Na última quarta-feira, dia 19 de março, a sede do Conselho Regional de Psicologia do Rio de Janeiro foi palco de uma discussão importante: a gravidez na adolescência. O debate ocorreu durante a Quart´ética, evento organizado pela Comissão de Orientação e Ética do CRP-RJ que teve como tema “Ligeiramente grávidas: gravidez e adolescência na contemporaneidade”.

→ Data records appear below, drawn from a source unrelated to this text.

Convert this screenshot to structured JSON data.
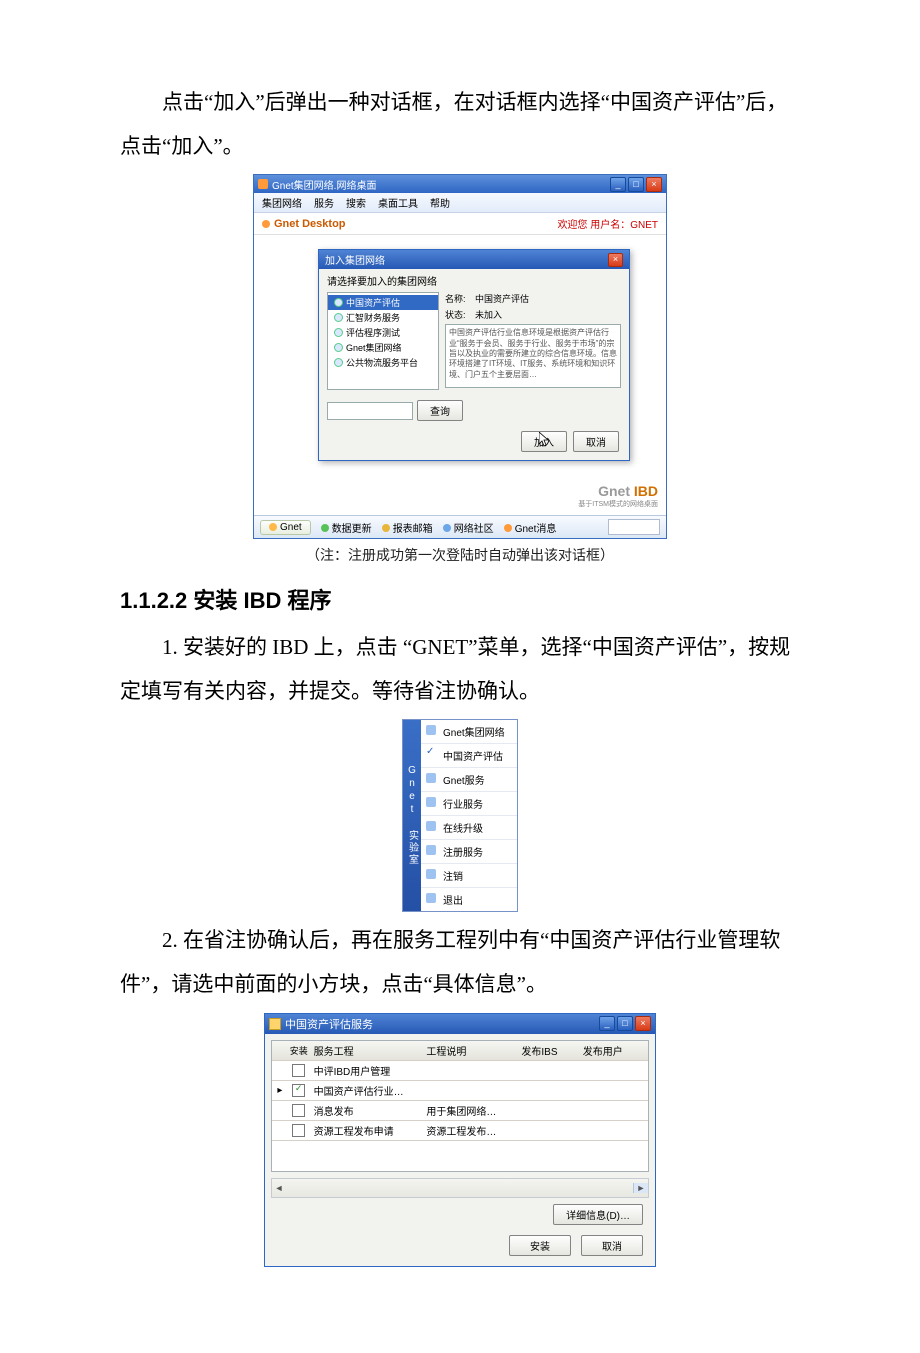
{
  "paragraphs": {
    "p1": "点击“加入”后弹出一种对话框，在对话框内选择“中国资产评估”后，点击“加入”。",
    "caption1": "（注：注册成功第一次登陆时自动弹出该对话框）",
    "heading": "1.1.2.2 安装 IBD 程序",
    "p2": "1. 安装好的 IBD 上，点击 “GNET”菜单，选择“中国资产评估”，按规定填写有关内容，并提交。等待省注协确认。",
    "p3": "2. 在省注协确认后，再在服务工程列中有“中国资产评估行业管理软件”，请选中前面的小方块，点击“具体信息”。"
  },
  "win1": {
    "title": "Gnet集团网络.网络桌面",
    "menu": [
      "集团网络",
      "服务",
      "搜索",
      "桌面工具",
      "帮助"
    ],
    "brand": "Gnet Desktop",
    "welcome": "欢迎您 用户名：GNET",
    "dlg": {
      "title": "加入集团网络",
      "subtitle": "请选择要加入的集团网络",
      "tree": [
        "中国资产评估",
        "汇智财务服务",
        "评估程序测试",
        "Gnet集团网络",
        "公共物流服务平台"
      ],
      "name_label": "名称:",
      "name_value": "中国资产评估",
      "status_label": "状态:",
      "status_value": "未加入",
      "desc": "中国资产评估行业信息环境是根据资产评估行业“服务于会员、服务于行业、服务于市场”的宗旨以及执业的需要所建立的综合信息环境。信息环境搭建了IT环境、IT服务、系统环境和知识环境、门户五个主要层面…",
      "search_btn": "查询",
      "ok_btn": "加入",
      "cancel_btn": "取消"
    },
    "ibd_line1_a": "Gnet ",
    "ibd_line1_b": "IBD",
    "ibd_line2": "基于ITSM模式的网络桌面",
    "task_gnet": "Gnet",
    "task_refresh": "数据更新",
    "task_mail": "报表邮箱",
    "task_comm": "网络社区",
    "task_msg": "Gnet消息"
  },
  "menu2": {
    "side": "Gnet 实验室",
    "items": [
      "Gnet集团网络",
      "中国资产评估",
      "Gnet服务",
      "行业服务",
      "在线升级",
      "注册服务",
      "注销",
      "退出"
    ]
  },
  "win3": {
    "title": "中国资产评估服务",
    "cols": {
      "inst": "安装",
      "name": "服务工程",
      "desc": "工程说明",
      "ibs": "发布IBS",
      "user": "发布用户"
    },
    "rows": [
      {
        "checked": false,
        "name": "中评IBD用户管理",
        "desc": "",
        "ibs": "",
        "user": ""
      },
      {
        "checked": true,
        "name": "中国资产评估行业…",
        "desc": "",
        "ibs": "",
        "user": ""
      },
      {
        "checked": false,
        "name": "消息发布",
        "desc": "用于集团网络…",
        "ibs": "",
        "user": ""
      },
      {
        "checked": false,
        "name": "资源工程发布申请",
        "desc": "资源工程发布…",
        "ibs": "",
        "user": ""
      }
    ],
    "detail_btn": "详细信息(D)…",
    "install_btn": "安装",
    "cancel_btn": "取消"
  }
}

A principal contribuição da discussão foi mostrar a gravidez na adolescência de diferentes perspectivas. Por terem experiências diversas, cada uma das três palestrantes contribuiu com uma visão sobre o tema.

A psicóloga Suyanna Barker afirma que a maternidade acaba dando às jovens habilidades que podem ser consideradas uma capacidade técnica.

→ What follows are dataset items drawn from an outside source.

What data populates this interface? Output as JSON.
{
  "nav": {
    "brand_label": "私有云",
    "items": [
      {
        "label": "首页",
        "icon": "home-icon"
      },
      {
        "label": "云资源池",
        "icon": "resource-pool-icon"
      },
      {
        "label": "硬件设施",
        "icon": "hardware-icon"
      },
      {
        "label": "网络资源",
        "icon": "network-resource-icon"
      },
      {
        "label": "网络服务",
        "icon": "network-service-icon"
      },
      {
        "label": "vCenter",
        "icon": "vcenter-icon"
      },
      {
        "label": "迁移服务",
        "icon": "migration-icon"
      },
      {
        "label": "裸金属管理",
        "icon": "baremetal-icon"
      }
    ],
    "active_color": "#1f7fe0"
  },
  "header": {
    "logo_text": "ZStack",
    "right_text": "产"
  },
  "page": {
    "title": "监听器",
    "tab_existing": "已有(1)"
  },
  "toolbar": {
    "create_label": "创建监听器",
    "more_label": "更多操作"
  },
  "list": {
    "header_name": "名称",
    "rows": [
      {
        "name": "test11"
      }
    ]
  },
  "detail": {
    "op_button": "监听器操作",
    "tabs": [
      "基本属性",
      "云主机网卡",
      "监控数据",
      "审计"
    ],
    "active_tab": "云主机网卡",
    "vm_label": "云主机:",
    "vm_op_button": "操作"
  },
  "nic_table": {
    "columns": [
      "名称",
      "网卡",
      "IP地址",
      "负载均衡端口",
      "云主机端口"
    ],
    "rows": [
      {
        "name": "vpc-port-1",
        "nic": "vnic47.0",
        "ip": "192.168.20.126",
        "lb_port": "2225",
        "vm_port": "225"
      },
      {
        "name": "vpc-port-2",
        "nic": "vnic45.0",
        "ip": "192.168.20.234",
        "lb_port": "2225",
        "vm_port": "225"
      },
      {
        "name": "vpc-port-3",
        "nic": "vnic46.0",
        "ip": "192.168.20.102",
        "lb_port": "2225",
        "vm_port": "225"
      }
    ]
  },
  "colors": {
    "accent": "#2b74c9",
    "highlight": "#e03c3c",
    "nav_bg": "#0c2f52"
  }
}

A primeira a falar foi a psicóloga Suyanna Linhales Barker (CRP 05/27041), pesquisadora do Núcleo de Estudos da Saúde do Adolescente da Universidade do Estado do Rio de Janeiro (Uerj) e coordenadora da Comissão Regional de Direitos Humanos do CRP-RJ. Suyanna trabalha com jovens mães de classes populares e observa o desafio de criar os filhos e, ao mesmo tempo, trabalhar.
Segundo ela, o principal objetivo de seu trabalho é mostrar essas adolescentes de um ponto de vista diferente. “Normalmente, essas meninas que engravidam são vistas como ‘pesos mortos’ da sociedade. Não são vistas como trabalhadoras, mas como pessoas que atrapalham a economia. Quando comecei a conversar com elas, elas mesmas se viam assim. Achavam que tinham feito algo errado”, disse.
Suyanna afirma, no entanto, que, ao longo de seu estudo, percebeu que a maternidade acaba dando às jovens habilidades que podem ser consideradas uma capacidade técnica. Além disso, a maternidade é identificada com o amadurecimento. “A menina passa a ser vista pela comunidade como adulta, não mais como criança. A comunidade passa a ajudá-la, como adulta, a conseguir emprego, por exemplo. Elas acham que ser mãe não atrapalha. Pelo contrário, até ajuda a ‘cair na real’, a correr atrás”, concluiu.
Já a psicanalista Simone de Avolio Espindola, chefe do serviço de saúde mental do Hospital Municipal Maternidade Fernando Magalhães, contou o caso de uma das jovens que atendeu na unidade. A adolescente de 16 anos engravidou após um estupro e procurou ajuda da unidade para conseguir realizar o aborto legal. “Contrariando seus princípios morais e religiosos, decide pela vida que desejava para ela, buscando com a ajuda de sua família a nossa unidade”, disse a psicóloga.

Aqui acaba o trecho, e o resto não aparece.